Muchos observadores internacionales se sorprenden de que en una misma pequeña isla existan dos países tan disímiles en términos económicos y políticos. Es cierto, tan solo San Martín (St. Marteen) en el Caribe, Tierra de Fuego en Suramérica, Irlanda y Chipre en Europa y Nueva Guinea, Malasia y Timor en Asia son islas compartidas.
Esos mismos observadores internacionales se sorprenden ante el mucho mayor desarrollo relativo dominicano con relación a Haití, sin saber que eso no siempre fue así, pues en realidad hasta hace unos cien años Haití nos superaba en términos económicos y en importancia política internacional. En los siglos XVII y XVIII Saint Domingue fue la colonia más rica francesa con sus grandes plantaciones y miles de esclavos, coincidiendo con una colonia española de Santo Domingo tan pobre que vivía del “situado” que nos llegaba desde fuera.
Una vez Haití devino independiente nos dominó durante veintidós años hasta que, a partir de 1844 los ejércitos dominicanos mostraron ser muy superiores a los haitianos. En lo diplomático entre 1884 y 1910 los seis ministros norteamericanos acreditados a Santo Domingo vivían en Puerto Príncipe, pues también eran concurrentes aquí. El Nuncio Apostólico en Santo Domingo, decano del cuerpo diplomático, residía en Puerto Príncipe y fue concurrente aquí hasta 1943.
Comenzamos a acercarnos económicamente a Haití cuando la lucha por la independencia de Cuba provocó muchas inversiones azucareras en nuestro país, pero aún así las estadísticas evidencian que a la altura de 1925 Haití todavía exportaba más y su gobierno recaudaba más que el nuestro y su población cuantitativamente era muy superior a la nuestra.
A principios del siglo XX ambos fuimos ocupados por la Infantería de Marina estadounidense, pero cuando se marcharon de nuestro país en 1924, a los seis años caímos en la cruel dictadura de Trujillo (1930-1961). Al abandonar Haití en 1934 en contraste, pasarían más de veinte años hasta que en Puerto Príncipe dominara una dictadura, la de los Duvalier (1957-1986). Sin embargo, mientras durante los treinta y un años de Trujillo el país prosperó económicamente y pocos dominicanos abandonaron su patria para exilarse, en el caso de la dictadura haitiana hubo mucha fuga de capital, pocas inversiones públicas y el grueso de los ricos y clase media abandonó el país para residir en el extranjero. La mayoría hoy posee dos pasaportes. La clase pensante haitiana hoy vive en Montreal, Miami y París.

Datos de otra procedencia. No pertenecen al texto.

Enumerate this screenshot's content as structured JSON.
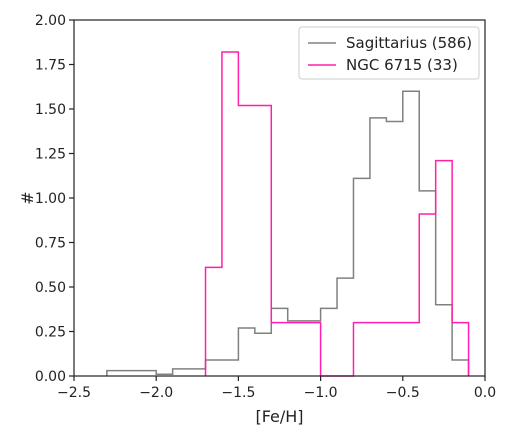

Después de salir de la dictadura de Trujillo, aunque tuvimos elecciones libres casi de inmediato, al rato sufrimos una guerra civil y una segunda invasión militar norteamericana. Los años de Balaguer representaron estabilidad, una dicta-blanda, pero durante los últimos treinta años hemos podido celebrar elecciones libres y vivimos en democracia. En contraste, en Haití, después de la caída de los Duvalier la inestabilidad política ha sido continua y trágica con ocupaciones norteamericanas y de Naciones Unidas. En lo económico en Haití hubo turismo entre los treinta y sesenta, mientras en Santo Domingo tan solo se inició en los años setenta y hasta la década de los ochenta había más empleos en zonas francas en Haití que en nuestro país. La diferencia entre la población haitiana y la dominicana ha disminuido mucho en ochenta años y ya ambas rondan en los mismos doce millones. Pero somos hoy mucho más prósperos y estables que los haitianos. ¿Para siempre? ¿Qué implicaciones tendría eso para nosotros?
El gran distanciamiento en los niveles de ingreso entre países geográficamente cercanos crea problemas como lo evidencia la frontera entre Estados Unidos y México y la crisis actual entre los países del norte de África y los del mediterráneo del sur, es decir España, Francia e Italia. El tema migratorio es común en ambos casos.
Hace treinta y cinco años en una conferencia que pronuncié ante la presencia tanto de Juan Bosch como de José Francisco Peña Gómez justifiqué la deportación de haitianos indocumentados, pero con argumentos puramente económicos cuando dije: “Desde el punto de vista económico, su presencia retrasa la transformación de la economía, mantiene esquemas de producción que deberían ir siendo sustituido más rápidamente y detiene el crecimiento del salario real”. Pero nadie me hizo caso, ni siquiera los sindicatos, quienes representan a los más afectados.